Autrement dit, l’entreprise doit démontrer, pièces à l’appui, que :
- la preuve risque d’être supprimée
- les données peuvent être dissimulées
- l’effet de surprise conditionne l’efficacité de la mesure
Cette exigence s’inscrit dans la jurisprudence constante relative à l’article 145 du Code de procédure civile.
Notification au salarié : un enjeu stratégique en pratique
La cour d’appel avait également retenu une irrégularité tenant à la notification de la requête au salarié.
La Cour de cassation écarte ce raisonnement.
Elle juge que : la remise effective de la requête et de l’ordonnance suffit à satisfaire aux exigences légales.
Dès lors, le juge privilégie une approche concrète. Il vérifie que l’intéressé a effectivement eu connaissance de la mesure.
Par conséquent, l’absence de formalisme strict ne suffit pas à entraîner la nullité, dès lors que l’information a été délivrée.
Preuve en concurrence déloyale : les bonnes pratiques pour sécuriser une mesure in futurum
- Anticiper l’intervention d’un ancien salarié dans le schéma probatoire
- Identifier clairement les supports visés (professionnels / personnels)
- Justifier précisément le risque de disparition des preuves
- Encadrer strictement le périmètre de la mesure
- Prévoir une notification effective aux personnes concernées
Stratégie probatoire des entreprises : enseignements opérationnels
Côté demandeur (victime de concurrence déloyale)

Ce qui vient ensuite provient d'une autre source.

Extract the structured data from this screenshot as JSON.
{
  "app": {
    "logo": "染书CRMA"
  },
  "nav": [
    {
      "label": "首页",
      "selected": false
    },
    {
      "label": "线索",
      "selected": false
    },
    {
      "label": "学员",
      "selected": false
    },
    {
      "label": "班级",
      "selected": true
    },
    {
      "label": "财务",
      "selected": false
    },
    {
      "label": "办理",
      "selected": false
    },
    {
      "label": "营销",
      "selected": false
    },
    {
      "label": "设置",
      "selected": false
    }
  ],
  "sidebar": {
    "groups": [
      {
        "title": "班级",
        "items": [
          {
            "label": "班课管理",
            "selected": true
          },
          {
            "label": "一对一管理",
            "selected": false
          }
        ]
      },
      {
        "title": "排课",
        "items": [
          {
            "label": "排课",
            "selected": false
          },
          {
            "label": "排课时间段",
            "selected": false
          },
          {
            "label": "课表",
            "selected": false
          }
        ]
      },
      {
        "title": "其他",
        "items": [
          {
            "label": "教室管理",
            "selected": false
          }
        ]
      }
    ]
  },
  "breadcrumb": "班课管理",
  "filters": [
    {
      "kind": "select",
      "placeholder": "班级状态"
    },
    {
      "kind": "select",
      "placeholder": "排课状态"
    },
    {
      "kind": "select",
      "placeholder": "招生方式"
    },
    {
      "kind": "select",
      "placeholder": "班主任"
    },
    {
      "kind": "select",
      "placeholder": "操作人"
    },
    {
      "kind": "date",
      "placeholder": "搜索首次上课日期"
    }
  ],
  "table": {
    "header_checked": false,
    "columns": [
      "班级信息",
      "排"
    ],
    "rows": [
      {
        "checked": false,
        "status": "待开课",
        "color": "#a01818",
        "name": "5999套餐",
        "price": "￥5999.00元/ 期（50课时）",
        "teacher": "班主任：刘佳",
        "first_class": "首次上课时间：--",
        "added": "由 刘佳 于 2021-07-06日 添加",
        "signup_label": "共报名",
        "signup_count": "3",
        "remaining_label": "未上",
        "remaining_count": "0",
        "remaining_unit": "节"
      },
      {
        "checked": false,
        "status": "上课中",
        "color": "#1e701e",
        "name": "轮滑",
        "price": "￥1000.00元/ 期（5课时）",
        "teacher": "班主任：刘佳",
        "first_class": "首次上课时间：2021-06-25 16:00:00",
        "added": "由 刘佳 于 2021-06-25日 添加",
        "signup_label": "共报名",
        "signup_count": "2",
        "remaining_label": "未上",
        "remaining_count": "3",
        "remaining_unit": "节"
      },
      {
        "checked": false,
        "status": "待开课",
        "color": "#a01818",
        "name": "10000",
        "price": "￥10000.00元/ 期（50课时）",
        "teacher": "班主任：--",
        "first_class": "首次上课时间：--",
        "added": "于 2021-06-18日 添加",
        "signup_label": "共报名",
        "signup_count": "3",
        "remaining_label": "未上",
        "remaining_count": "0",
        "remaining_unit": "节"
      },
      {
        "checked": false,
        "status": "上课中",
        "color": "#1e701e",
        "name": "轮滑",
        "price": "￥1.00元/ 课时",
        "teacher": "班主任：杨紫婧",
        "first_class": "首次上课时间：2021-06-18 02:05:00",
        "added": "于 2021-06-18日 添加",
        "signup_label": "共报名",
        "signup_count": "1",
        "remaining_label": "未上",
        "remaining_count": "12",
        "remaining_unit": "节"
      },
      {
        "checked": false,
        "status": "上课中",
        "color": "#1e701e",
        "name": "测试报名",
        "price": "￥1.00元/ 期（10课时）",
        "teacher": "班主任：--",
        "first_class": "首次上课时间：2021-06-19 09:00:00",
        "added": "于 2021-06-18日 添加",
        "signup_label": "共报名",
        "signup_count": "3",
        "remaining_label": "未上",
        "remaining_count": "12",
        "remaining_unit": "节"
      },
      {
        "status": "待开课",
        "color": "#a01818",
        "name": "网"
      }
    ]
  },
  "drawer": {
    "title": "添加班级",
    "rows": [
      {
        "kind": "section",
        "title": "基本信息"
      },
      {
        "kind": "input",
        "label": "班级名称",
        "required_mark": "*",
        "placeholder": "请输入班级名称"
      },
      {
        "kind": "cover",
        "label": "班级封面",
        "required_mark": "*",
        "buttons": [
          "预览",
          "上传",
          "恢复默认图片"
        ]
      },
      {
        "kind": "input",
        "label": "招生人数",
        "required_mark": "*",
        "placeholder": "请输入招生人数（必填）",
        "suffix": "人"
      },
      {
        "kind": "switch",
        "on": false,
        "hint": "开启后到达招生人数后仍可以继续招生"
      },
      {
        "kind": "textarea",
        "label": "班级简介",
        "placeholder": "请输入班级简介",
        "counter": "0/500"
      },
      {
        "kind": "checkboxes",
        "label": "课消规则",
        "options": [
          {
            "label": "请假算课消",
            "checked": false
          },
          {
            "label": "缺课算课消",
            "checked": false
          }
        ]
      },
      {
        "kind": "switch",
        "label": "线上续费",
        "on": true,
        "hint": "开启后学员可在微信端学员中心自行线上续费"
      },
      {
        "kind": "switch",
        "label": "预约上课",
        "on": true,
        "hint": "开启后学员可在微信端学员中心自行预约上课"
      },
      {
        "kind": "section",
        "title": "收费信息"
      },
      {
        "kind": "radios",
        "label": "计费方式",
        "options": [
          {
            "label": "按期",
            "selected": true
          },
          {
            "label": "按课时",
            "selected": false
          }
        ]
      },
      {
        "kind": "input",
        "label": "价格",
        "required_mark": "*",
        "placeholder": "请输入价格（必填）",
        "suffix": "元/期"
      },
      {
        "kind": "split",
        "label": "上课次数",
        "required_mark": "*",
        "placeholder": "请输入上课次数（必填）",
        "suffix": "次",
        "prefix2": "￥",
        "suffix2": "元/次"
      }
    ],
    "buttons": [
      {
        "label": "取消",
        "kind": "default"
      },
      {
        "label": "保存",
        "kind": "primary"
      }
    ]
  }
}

- Construire une requête factuelle et documentée
- Éviter les formulations génériques
- Cibler précisément les éléments recherchés
- Anticiper les arguments relatifs à la vie privée
Côté défendeur
- Contester la proportionnalité de la mesure
- Vérifier la réalité du risque invoqué
- Soulever les atteintes aux droits fondamentaux
- Examiner la régularité de la notification
Concurrence déloyale : quels risques en cas d’ordonnance sur requête mal fondée ?
Le non-respect des exigences légales expose l’entreprise à plusieurs risques majeurs.
D’une part, le juge peut prononcer la rétractation de l’ordonnance.
D’autre part, il peut écarter les éléments de preuve obtenus.
En outre, une atteinte disproportionnée à la vie privée peut engager la responsabilité de l’entreprise, sur le fondement de l’article 9 du Code civil.
Enfin, la perte de l’effet de surprise compromet souvent irrémédiablement la preuve des actes de concurrence déloyale.
Conclusion opérationnelle
En matière de concurrence déloyale, l’ordonnance sur requête demeure un outil probatoire puissant mais étroitement contrôlé.
L’arrêt du 16 avril 2026 confirme que son efficacité repose sur un équilibre : précision factuelle, respect des droits du salarié et proportionnalité de l’atteinte.
Une requête insuffisamment motivée ou mal ciblée expose à une remise en cause globale de la preuve.
FAQ
Peut-on viser les données personnelles d’un salarié en concurrence déloyale ?
Oui, mais uniquement si la mesure est proportionnée et encadrée.
Le non-contradictoire est-il automatique en concurrence déloyale ?
Non, il doit être justifié par un risque concret de disparition des preuves.
Une requête standard suffit-elle ?
Non, la motivation doit être individualisée et circonstanciée.
Le salarié doit-il être informé ?
Oui, dès lors que la mesure affecte ses droits.
Une contre-expertise est-elle recommandée ?
Dans la plupart des cas, oui, afin d’équilibrer le débat probatoire.